Graphs
A graph is a data structure that consists of a set of vertices (also called nodes or points) and a set of edges that connect these vertices. Graphs can be used to model many real-world situations, such as social networks, road networks, and computer networks. There are many types of graphs, including directed and undirected graphs, weighted and unweighted graphs, and cyclic and acyclic graphs.
Here is an example of creating an undirected graph using an adjacency list representation in JavaScript:
class Graph {
constructor() {
this.vertices = {};
}
addVertex(vertex) {
this.vertices[vertex] = [];
}
addEdge(vertex1, vertex2) {
this.vertices[vertex1].push(vertex2);
this.vertices[vertex2].push(vertex1);
}
removeVertex(vertex) {
while (this.vertices[vertex].length) {
const adjacentVertex = this.vertices[vertex].pop();
this.removeEdge(vertex, adjacentVertex);
}
delete this.vertices[vertex];
}
removeEdge(vertex1, vertex2) {
this.vertices[vertex1] = this.vertices[vertex1].filter(v => v !== vertex2);
this.vertices[vertex2] = this.vertices[vertex2].filter(v => v !== vertex1);
}
depthFirstSearch(startVertex, visited = new Set()) {
visited.add(startVertex);
console.log(startVertex);
for (const neighbor of this.vertices[startVertex]) {
if (!visited.has(neighbor)) {
this.depthFirstSearch(neighbor, visited);
}
}
}
breadthFirstSearch(startVertex) {
const queue = [startVertex];
const visited = new Set([startVertex]);
while (queue.length > 0) {
const vertex = queue.shift();
console.log(vertex);
for (const neighbor of this.vertices[vertex]) {
if (!visited.has(neighbor)) {
visited.add(neighbor);
queue.push(neighbor);
}
}
}
}
}In this example, the Graph class is defined with several methods, including addVertex(), addEdge(), removeVertex(), removeEdge(), depthFirstSearch(), and breadthFirstSearch().
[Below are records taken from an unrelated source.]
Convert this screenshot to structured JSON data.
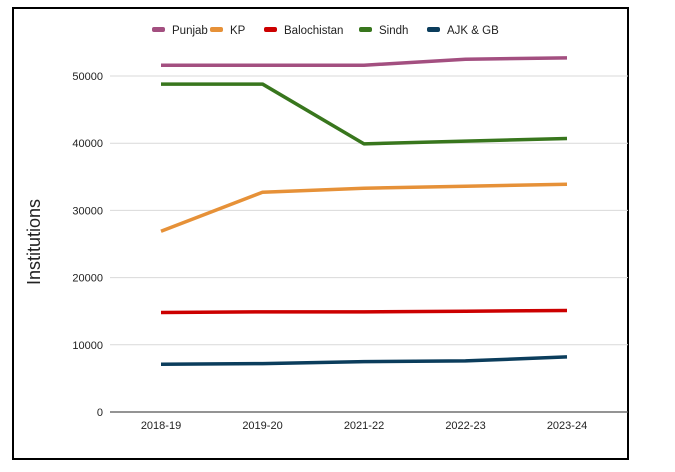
{
  "chart_data": {
    "type": "line",
    "title": "",
    "xlabel": "",
    "ylabel": "Institutions",
    "categories": [
      "2018-19",
      "2019-20",
      "2021-22",
      "2022-23",
      "2023-24"
    ],
    "ylim": [
      0,
      50000
    ],
    "yticks": [
      0,
      10000,
      20000,
      30000,
      40000,
      50000
    ],
    "grid": true,
    "legend": "top",
    "series": [
      {
        "name": "Punjab",
        "color": "#a34f80",
        "values": [
          51600,
          51600,
          51600,
          52500,
          52700
        ]
      },
      {
        "name": "KP",
        "color": "#e69138",
        "values": [
          26900,
          32700,
          33300,
          33600,
          33900
        ]
      },
      {
        "name": "Balochistan",
        "color": "#cc0000",
        "values": [
          14800,
          14900,
          14900,
          15000,
          15100
        ]
      },
      {
        "name": "Sindh",
        "color": "#38761d",
        "values": [
          48800,
          48800,
          39900,
          40300,
          40700
        ]
      },
      {
        "name": "AJK & GB",
        "color": "#0b3d5c",
        "values": [
          7100,
          7200,
          7500,
          7600,
          8200
        ]
      }
    ]
  }
}
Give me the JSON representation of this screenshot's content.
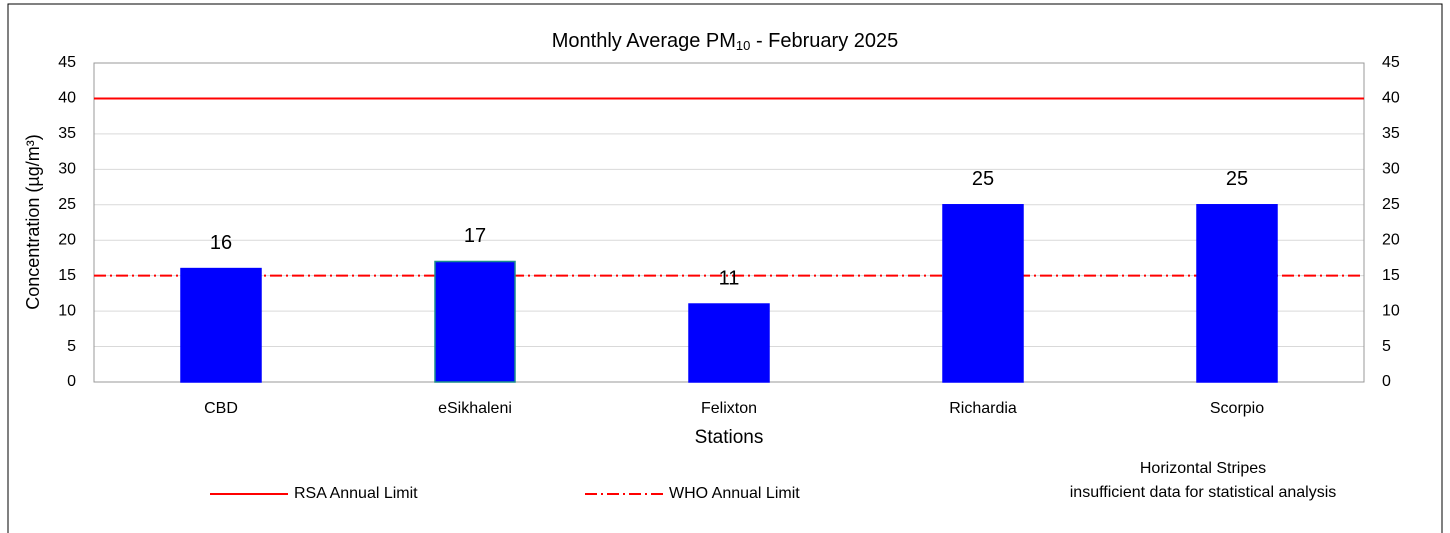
{
  "chart_data": {
    "type": "bar",
    "title": [
      "Monthly Average  PM",
      "10",
      " - February  2025"
    ],
    "xlabel": "Stations",
    "ylabel": "Concentration (µg/m³)",
    "categories": [
      "CBD",
      "eSikhaleni",
      "Felixton",
      "Richardia",
      "Scorpio"
    ],
    "values": [
      16,
      17,
      11,
      25,
      25
    ],
    "color": "#0000ff",
    "edgecolors": [
      "#0000ff",
      "#1a8c8c",
      "#0000ff",
      "#0000ff",
      "#0000ff"
    ],
    "ylim": [
      0,
      45
    ],
    "yticks": [
      0,
      5,
      10,
      15,
      20,
      25,
      30,
      35,
      40,
      45
    ],
    "y2lim": [
      0,
      45
    ],
    "y2ticks": [
      0,
      5,
      10,
      15,
      20,
      25,
      30,
      35,
      40,
      45
    ],
    "grid": true,
    "reference_lines": [
      {
        "name": "RSA Annual Limit",
        "value": 40,
        "color": "#ff0000",
        "style": "solid"
      },
      {
        "name": "WHO Annual Limit",
        "value": 15,
        "color": "#ff0000",
        "style": "dashdot"
      }
    ],
    "note": [
      "Horizontal Stripes",
      "insufficient data for statistical analysis"
    ]
  }
}
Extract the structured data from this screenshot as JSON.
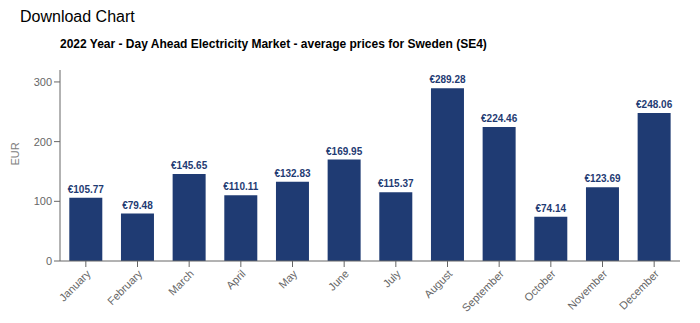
{
  "chart_data": {
    "type": "bar",
    "title": "2022 Year - Day Ahead Electricity Market - average prices for Sweden (SE4)",
    "ylabel": "EUR",
    "annotations": [
      "Download Chart"
    ],
    "categories": [
      "January",
      "February",
      "March",
      "April",
      "May",
      "June",
      "July",
      "August",
      "September",
      "October",
      "November",
      "December"
    ],
    "values": [
      105.77,
      79.48,
      145.65,
      110.11,
      132.83,
      169.95,
      115.37,
      289.28,
      224.46,
      74.14,
      123.69,
      248.06
    ],
    "value_labels": [
      "€105.77",
      "€79.48",
      "€145.65",
      "€110.11",
      "€132.83",
      "€169.95",
      "€115.37",
      "€289.28",
      "€224.46",
      "€74.14",
      "€123.69",
      "€248.06"
    ],
    "data_labels": true,
    "color": "#1f3b73",
    "ylim": [
      0,
      320
    ],
    "yticks": [
      0,
      100,
      200,
      300
    ],
    "grid": false
  }
}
The addVertex() method adds a new vertex to the graph. The addEdge() method adds an undirected edge between two vertices. The removeVertex() method removes a vertex and all its incident edges from the graph. The removeEdge() method removes an edge between two vertices. The depthFirstSearch() method performs a depth-first search starting from a given vertex. The breadthFirstSearch() method performs a breadth-first search starting from a given vertex.
Here are some examples of how to use the Graph class:
const graph = new Graph();
graph.addVertex('A');
graph.addVertex('B');
graph.addVertex('C');
graph.addVertex('D');
graph.addVertex('E');
graph.addEdge('A', 'B');
graph.addEdge('B', 'C');
graph.addEdge('C', 'D');
graph.addEdge('D', 'E');
graph.addEdge('E', 'A');
graph.depthFirstSearch('A');
// Output: A, B, C, D, E
graph.breadthFirstSearch('A');
// Output: A, B, E, C, DIn this example, we create a new Graph object and add several vertices and edges to it using the addVertex() and addEdge() methods. We then use the depthFirstSearch() and breadthFirstSearch() methods to traverse the graph starting from a given vertex.
Graphs can be used in a variety of applications, such as route planning, recommendation systems, and social network analysis. Graph algorithms are also used in many fields, including computer science, operations research, and engineering.
Some common graph algorithms include:
- Dijkstra's algorithm: finds the shortest path between two vertices in a weighted graph
- Kruskal's algorithm: finds the minimum spanning tree of a weighted graph
- Breadth-first search: finds the shortest path between two vertices in an unweighted graph
- Depth-first search: traverses a graph in a depth-first order
- Topological sort: orders the vertices of a directed acyclic graph based on their dependencies
- Bellman-Ford algorithm: finds the shortest path between two vertices in a weighted graph with negative edges
Graphs are a powerful data structure and algorithmic tool that can be used to solve a wide range of problems.